La intérprete española emociona al público culiacanense con el concierto 'El último trago', a través del cual homenajea a Chavela Vargas




Intensa, Concha Buika

CULIACÁN.- Con la mano en el corazón, los ojos cerrados y los pies bien puestos en el escenario, por aquello de que excluye el calzado, Concha Buika compartió voz e intensidad durante El último trago, un concierto en el que homenajea a Chavela Vargas.
La española hizo evidente sus raíces, pero también hizo sentir identificado al público con las letras que ha hecho éxito la intérprete nacida en Costa Rica pero nacionalizada mexicana.
Un piano, un contrabajo y percusiones, enlazados con un talento, fue lo necesario para que la comunión de cantante y público se diera. Los aplausos fueron una constante durante el evento realizado la noche del jueves en el Pablo de Villavicencio, que se prolongó por alrededor de hora y media.

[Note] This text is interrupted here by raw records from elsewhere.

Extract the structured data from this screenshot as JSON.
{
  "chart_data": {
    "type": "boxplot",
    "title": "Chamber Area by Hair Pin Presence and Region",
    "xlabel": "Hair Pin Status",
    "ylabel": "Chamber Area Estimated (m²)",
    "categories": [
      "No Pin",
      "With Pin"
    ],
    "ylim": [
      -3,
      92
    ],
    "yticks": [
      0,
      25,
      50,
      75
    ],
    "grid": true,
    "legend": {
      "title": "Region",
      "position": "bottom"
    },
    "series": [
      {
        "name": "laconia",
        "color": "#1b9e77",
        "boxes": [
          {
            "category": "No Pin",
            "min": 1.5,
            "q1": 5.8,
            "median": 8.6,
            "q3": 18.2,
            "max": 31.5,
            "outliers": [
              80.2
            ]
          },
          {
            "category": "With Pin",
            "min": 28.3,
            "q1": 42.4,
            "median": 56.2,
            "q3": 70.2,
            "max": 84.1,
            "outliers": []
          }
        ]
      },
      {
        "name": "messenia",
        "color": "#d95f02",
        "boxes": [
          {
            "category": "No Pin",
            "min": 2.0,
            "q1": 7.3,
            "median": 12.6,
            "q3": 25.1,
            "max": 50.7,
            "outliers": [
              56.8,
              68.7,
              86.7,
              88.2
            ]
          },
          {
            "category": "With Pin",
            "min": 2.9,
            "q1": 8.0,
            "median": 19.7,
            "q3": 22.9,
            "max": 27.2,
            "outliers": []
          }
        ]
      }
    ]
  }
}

Las notas de las teclas sonaron suaves para recibir a una intérprete apasionada, entregada, y que tras pedir a Dios bendiciones y al oro santo que saludaba abrió su alma para interpretar éxitos como Volver, dedicado a todo lo que siempre regresa, como el amor; Se nos hizo fácil, en un tono más rítmico al que la concurrencia se sumó con los aplausos, y Un mundo raro.
Dijo que traía un mensaje de su pueblo: "África está enamorado localmente del mariachi", afirmó en medio de la ovación y sin dejar de bailar.



Imprimiendo su sello, pero evidenciando la influencia que en ella ha tenido su musa, Chavela Vargas, la nacida en Mallorca continuó su repertorio, incluyendo Las simples cosas, sintiendo la letra.

Buika agradeció que las canciones ayuden a sostener el dolor con elegancia, y recordó a los cantos de ida y vuelta, así interpretó Volver volver, que contó le mandaron de niña y que quiso devolver esa noche, muy a su estilo, con su pasión y sensibilidad evidente.
"Brindo por el último trago para que el último no sea el último porque en el último nos vamos", expresó mientras se oían sólo las notas del piano. La emoción fue general cuando inició la letra de uno de los temas que ha hecho éxito Vargas, y que la española incluyó en su reciente álbum.
Alguien del público le solicitó Mi niña Lola, y cumplió la petición de esa "santa", evidenciando el rediseño que hace de la copla española, así como también Cruz de olvido, con un sabor distinto, pero manteniendo la intensidad de su voz, de su ritmo vernáculo africano, mezclando naturalmente sus raíces.


Sonriente, romántica, y hasta sentimental, prosiguió con Luz de Luna, Miénteme bien, entre otras, a solicitud de los culiacanenses, que ovacionaron la entrega y pasión demostrada en su repertorio chaveliano.

MÚSICOS
Acompañaron a Concha Buika en el escenario Iván Lewis, piano; Danny Noel, contrabajo, y Fernando Favier, percusiones.